アルジェリアは北部を地中海に面しているため、古代ローマとの関係も密接です。地中海沿岸にはカルタゴ時代の遺跡や遺構が多く残っているほか、歴代のイスラム王朝やオスマン帝国時代の遺跡も見られます。

参考:アルジェリア基礎データ|外務省

1962年にフランスから独立

アルジェリアを語る上で欠かせないのが『アルジェリア戦争』です。これはフランスからの独立を目指して行われた戦争で、1954年から62年まで続きました。

19世紀後半から20世紀前半は、ヨーロッパの列強各国がアフリカ大陸の植民地化を進めていた時代です。アルジェリアもフランスからの侵略を受け、130年もの長きにわたり植民地として支配されました。

ヨーロッパ列強の植民地支配では、言語から文化まで厳しく弾圧されていたようです。アルジェリアではアラビア語ではなくフランス語が広く浸透し、アラビア語を使えないアルジェリア人も少なくありません。現在アルジェリアではアラビア語が公用語とされているものの、日常生活ではいまだにフランス語が主流です。

阿爾及の首都「アルジェ」

アルジェリアの首都は、同国最大の都市『アルジェ』です。フランス統治時代の面影が色濃く残っており、『北アフリカのパリ』などとよばれる場合もあります。

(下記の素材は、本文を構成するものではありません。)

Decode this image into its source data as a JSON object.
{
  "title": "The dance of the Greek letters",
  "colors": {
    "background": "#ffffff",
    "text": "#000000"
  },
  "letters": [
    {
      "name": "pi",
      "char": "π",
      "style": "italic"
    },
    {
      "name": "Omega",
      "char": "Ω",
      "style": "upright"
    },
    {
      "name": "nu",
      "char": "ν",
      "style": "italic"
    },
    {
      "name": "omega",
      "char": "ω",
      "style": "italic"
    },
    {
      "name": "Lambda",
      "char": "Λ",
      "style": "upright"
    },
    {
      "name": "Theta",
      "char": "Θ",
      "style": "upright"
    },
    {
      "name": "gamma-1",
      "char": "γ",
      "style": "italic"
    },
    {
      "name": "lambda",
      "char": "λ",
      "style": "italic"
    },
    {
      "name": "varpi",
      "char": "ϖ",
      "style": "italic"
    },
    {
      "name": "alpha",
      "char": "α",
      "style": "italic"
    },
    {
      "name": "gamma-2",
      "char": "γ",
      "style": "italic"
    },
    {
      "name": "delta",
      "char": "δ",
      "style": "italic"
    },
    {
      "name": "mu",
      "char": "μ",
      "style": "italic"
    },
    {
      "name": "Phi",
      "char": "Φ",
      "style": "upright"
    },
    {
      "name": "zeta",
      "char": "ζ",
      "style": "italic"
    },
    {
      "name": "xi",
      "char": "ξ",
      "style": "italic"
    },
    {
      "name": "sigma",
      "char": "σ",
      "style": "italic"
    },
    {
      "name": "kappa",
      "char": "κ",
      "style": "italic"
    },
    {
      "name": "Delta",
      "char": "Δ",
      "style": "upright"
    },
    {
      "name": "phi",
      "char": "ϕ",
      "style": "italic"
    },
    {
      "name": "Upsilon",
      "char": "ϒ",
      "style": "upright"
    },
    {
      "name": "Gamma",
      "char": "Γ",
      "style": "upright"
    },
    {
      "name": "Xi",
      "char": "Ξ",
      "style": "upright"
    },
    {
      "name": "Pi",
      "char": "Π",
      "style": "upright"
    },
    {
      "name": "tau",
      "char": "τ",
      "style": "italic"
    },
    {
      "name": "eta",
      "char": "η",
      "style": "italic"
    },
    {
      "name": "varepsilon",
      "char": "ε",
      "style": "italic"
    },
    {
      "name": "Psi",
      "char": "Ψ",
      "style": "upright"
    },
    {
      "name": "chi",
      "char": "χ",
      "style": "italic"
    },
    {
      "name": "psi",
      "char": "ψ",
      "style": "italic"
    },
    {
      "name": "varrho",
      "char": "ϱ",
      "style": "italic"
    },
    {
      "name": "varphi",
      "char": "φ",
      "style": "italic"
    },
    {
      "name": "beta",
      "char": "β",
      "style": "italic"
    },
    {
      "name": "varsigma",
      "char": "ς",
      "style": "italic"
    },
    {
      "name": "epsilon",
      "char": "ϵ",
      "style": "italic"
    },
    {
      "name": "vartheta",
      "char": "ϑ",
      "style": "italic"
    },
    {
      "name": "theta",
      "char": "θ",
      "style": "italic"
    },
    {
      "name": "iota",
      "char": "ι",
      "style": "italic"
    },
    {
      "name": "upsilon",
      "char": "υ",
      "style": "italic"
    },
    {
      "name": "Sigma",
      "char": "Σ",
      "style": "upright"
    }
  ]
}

都市の起源は、紀元前12世紀のフェニキア時代にさかのぼるといわれ、重要な史跡や遺構が重層的に残っています。中でも、世界遺産にも登録された有名スポットが、山手側に広がる旧市街『カスバ』です。

カスバとは、アラビア語で『砦』の意味を持つ居住地区です。16世紀にオスマン帝国の城塞として作られ、丘の上には太守の宮殿があります。細い路地があちこちに延びる複雑な街並みは迷路にも例えられ、アルジェリアの複雑な歴史を感じさせるとして人気です。

日本と阿爾及の関係

日本政府は1962年にアルジェリアの独立を承認し、64年には在アルジェリア大使館を開設しました。現在のところは大きな懸念事項もなく、関係は良好です。とはいえアルジェリアに進出している日本企業は少なく、投資もあまり進んではいません。

アルジェリアで日本企業が存在感を発揮している分野は、主にプラント建設と自動車です。日本の高い技術は現地でも高く評価されており、アルジェリアの市場においても好意的に受け入れられています。